We popose to improve oral health and reduce costs of rural school-based caries prevention programs using comparative effectiveness and quality improvement methods. We will test the hypothesis that comprehensive caries prevention is more effective than incremental prevention. Significance. Caries is a preventable bacterial infection, yet 25% of U.S. school children have untreated decay - five-times more than asthma. The prevalence doubles for rural, racial and ethnic minority populations. Effective preventive interventions, recommended by the Centers for Disease Control and Prevention, are available. However, they are often underused and rarely evaluated for clinical effectiveness. Approach. Using a cohort design, we will longitudinally evaluate and compare comprehensive and incremental caries prevention programs in rural elementary schools. Using this comparative data we will generate, implement and test oral health improvement models for clinical and cost-effectiveness.

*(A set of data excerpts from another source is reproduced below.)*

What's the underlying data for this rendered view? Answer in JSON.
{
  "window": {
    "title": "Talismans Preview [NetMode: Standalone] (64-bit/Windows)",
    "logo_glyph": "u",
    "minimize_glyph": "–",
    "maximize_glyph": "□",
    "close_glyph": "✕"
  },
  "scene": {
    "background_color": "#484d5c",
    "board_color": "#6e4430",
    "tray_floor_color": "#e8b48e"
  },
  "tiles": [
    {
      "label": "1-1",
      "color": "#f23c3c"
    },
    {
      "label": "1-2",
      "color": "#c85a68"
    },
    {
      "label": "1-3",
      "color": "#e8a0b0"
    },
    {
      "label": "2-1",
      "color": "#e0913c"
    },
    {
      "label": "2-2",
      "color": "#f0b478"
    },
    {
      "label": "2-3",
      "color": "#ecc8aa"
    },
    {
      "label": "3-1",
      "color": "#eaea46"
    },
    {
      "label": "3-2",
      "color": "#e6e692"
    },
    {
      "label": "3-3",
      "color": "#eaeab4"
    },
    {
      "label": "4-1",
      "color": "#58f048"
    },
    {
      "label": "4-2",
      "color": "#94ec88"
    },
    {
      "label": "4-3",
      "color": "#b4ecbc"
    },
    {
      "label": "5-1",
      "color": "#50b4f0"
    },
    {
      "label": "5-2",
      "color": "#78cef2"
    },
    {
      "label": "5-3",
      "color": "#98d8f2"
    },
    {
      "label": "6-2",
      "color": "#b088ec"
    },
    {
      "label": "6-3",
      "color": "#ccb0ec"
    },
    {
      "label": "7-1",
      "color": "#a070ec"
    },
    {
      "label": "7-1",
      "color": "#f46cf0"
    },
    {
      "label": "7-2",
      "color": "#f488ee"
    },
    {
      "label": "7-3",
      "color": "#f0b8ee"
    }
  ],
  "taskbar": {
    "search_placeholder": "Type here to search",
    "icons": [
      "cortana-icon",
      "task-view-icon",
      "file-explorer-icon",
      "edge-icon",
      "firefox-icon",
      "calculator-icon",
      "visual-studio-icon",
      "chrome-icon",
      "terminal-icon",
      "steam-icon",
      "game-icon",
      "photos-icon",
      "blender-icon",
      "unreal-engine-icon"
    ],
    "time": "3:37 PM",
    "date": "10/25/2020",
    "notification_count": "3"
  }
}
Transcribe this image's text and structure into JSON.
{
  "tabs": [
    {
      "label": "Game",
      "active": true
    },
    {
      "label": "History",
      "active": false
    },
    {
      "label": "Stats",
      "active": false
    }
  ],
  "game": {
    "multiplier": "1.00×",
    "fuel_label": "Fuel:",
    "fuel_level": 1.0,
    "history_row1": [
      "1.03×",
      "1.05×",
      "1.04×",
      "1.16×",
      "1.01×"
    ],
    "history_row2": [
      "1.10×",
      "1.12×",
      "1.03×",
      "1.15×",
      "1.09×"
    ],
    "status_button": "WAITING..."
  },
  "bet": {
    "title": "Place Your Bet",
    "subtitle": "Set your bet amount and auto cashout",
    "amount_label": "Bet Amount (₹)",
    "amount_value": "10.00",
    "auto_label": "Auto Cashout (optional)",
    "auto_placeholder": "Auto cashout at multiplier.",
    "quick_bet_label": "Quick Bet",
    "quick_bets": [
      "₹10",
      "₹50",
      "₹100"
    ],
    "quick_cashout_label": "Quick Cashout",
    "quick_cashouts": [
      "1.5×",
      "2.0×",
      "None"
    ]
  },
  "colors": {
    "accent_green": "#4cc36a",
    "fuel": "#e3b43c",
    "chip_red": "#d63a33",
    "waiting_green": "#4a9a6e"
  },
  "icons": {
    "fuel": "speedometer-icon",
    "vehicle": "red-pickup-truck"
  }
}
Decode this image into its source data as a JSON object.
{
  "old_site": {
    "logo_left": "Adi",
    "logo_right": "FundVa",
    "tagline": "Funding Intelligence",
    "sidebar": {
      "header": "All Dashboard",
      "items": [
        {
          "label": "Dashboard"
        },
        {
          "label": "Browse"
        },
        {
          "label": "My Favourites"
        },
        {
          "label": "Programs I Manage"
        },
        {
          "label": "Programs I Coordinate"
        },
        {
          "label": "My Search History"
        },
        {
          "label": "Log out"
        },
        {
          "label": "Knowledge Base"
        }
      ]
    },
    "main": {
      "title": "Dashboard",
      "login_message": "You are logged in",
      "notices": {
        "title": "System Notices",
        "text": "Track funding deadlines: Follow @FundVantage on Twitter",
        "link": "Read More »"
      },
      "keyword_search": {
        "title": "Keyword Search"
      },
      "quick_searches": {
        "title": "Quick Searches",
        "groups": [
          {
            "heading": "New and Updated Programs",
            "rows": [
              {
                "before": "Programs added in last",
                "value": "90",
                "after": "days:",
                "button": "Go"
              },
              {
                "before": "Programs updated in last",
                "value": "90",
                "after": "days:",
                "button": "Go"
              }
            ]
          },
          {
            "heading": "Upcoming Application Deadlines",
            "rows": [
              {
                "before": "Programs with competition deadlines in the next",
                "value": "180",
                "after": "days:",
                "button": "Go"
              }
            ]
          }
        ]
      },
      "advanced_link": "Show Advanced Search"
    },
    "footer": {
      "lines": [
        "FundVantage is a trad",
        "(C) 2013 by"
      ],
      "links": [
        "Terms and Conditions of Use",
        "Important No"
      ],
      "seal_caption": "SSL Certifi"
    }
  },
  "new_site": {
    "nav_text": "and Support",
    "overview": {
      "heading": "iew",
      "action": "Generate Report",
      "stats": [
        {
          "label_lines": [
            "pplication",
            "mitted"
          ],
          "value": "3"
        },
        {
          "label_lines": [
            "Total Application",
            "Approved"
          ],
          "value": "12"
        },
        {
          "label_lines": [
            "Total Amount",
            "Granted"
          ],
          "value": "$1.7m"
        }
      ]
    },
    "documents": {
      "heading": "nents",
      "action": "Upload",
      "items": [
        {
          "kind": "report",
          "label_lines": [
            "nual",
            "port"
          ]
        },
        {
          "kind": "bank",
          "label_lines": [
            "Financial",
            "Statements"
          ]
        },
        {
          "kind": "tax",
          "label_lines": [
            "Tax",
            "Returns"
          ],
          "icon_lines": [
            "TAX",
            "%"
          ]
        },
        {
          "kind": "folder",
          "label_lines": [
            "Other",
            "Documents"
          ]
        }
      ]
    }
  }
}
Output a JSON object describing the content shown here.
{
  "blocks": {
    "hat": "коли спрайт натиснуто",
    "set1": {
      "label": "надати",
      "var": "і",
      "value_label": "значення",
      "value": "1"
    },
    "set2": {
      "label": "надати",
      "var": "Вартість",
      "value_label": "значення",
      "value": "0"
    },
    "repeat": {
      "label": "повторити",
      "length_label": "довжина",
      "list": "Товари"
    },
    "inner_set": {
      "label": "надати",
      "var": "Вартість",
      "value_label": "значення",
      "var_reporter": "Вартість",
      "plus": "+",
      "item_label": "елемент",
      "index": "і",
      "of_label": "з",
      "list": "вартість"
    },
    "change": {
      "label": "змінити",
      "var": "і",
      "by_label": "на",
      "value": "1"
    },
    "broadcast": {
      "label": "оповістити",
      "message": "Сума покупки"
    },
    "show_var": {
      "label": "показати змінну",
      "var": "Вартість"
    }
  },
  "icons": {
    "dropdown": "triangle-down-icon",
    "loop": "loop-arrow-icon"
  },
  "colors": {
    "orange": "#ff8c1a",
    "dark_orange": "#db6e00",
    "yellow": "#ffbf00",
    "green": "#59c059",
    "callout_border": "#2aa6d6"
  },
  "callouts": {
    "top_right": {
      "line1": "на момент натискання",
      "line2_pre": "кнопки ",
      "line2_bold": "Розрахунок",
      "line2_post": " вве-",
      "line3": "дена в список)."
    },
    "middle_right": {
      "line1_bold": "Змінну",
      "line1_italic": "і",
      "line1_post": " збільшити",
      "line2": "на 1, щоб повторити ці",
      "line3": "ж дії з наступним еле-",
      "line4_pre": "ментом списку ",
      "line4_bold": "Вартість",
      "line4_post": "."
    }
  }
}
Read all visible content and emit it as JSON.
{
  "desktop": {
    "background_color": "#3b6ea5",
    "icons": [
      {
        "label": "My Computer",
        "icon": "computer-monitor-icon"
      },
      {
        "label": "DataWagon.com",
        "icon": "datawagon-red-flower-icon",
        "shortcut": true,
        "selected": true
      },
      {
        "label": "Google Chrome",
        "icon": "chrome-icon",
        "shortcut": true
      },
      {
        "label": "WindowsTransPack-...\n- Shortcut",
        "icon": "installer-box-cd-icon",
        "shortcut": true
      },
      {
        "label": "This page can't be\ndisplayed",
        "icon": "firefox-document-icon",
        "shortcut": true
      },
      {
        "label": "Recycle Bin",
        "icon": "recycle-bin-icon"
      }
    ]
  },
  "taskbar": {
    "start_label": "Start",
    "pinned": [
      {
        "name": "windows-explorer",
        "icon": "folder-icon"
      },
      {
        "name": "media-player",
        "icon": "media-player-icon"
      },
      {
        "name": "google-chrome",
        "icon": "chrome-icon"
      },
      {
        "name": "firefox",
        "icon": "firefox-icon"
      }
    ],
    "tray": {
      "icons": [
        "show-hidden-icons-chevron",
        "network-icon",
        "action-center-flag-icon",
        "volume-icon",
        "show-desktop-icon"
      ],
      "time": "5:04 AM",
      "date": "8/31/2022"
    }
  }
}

Specific Aims. 1). Develop a manual of procedures, standardize and calibrate caries diagnosis using NHANES diagnostic criteria, implement electronic readable forms for recording, submission, and analysis. 2). Comparatively evaluate clinical and cost-effectiveness, model optimal care and timing, and mentor site improvement programs. 3). Create a database to generate alternate models for caries prevention and open this database for clinical and research use. Impact and Innovation. To our knowledge, this will be the first comparative effectiveness study (including economic assessment) with the breadth and depth to identify and disseminate effective prevention protocols. An added benefit will be the creation of a rich database for modeling prevention in other locations. Environment and Investigators. Forsyth is a century old. Harvard affiliated, oral health research institute. We will marry this talent with the Boston University Data Coordinating Center and school-based caries prevention programs serving ~10,000 children in 67 school, in 10 rural counties, in 4 states.
This project employs comparative effectiveness and quality improvement methods to improve oral health and reduce costs in rural school-based cavity prevention programs. The need in rural compared to urban populations is great. Rural populations have fewer dentists per population, less water fluoridation, lower insurance rates, greater travel distancess, higher poverty rates, all adding to higher rates of dental cavities.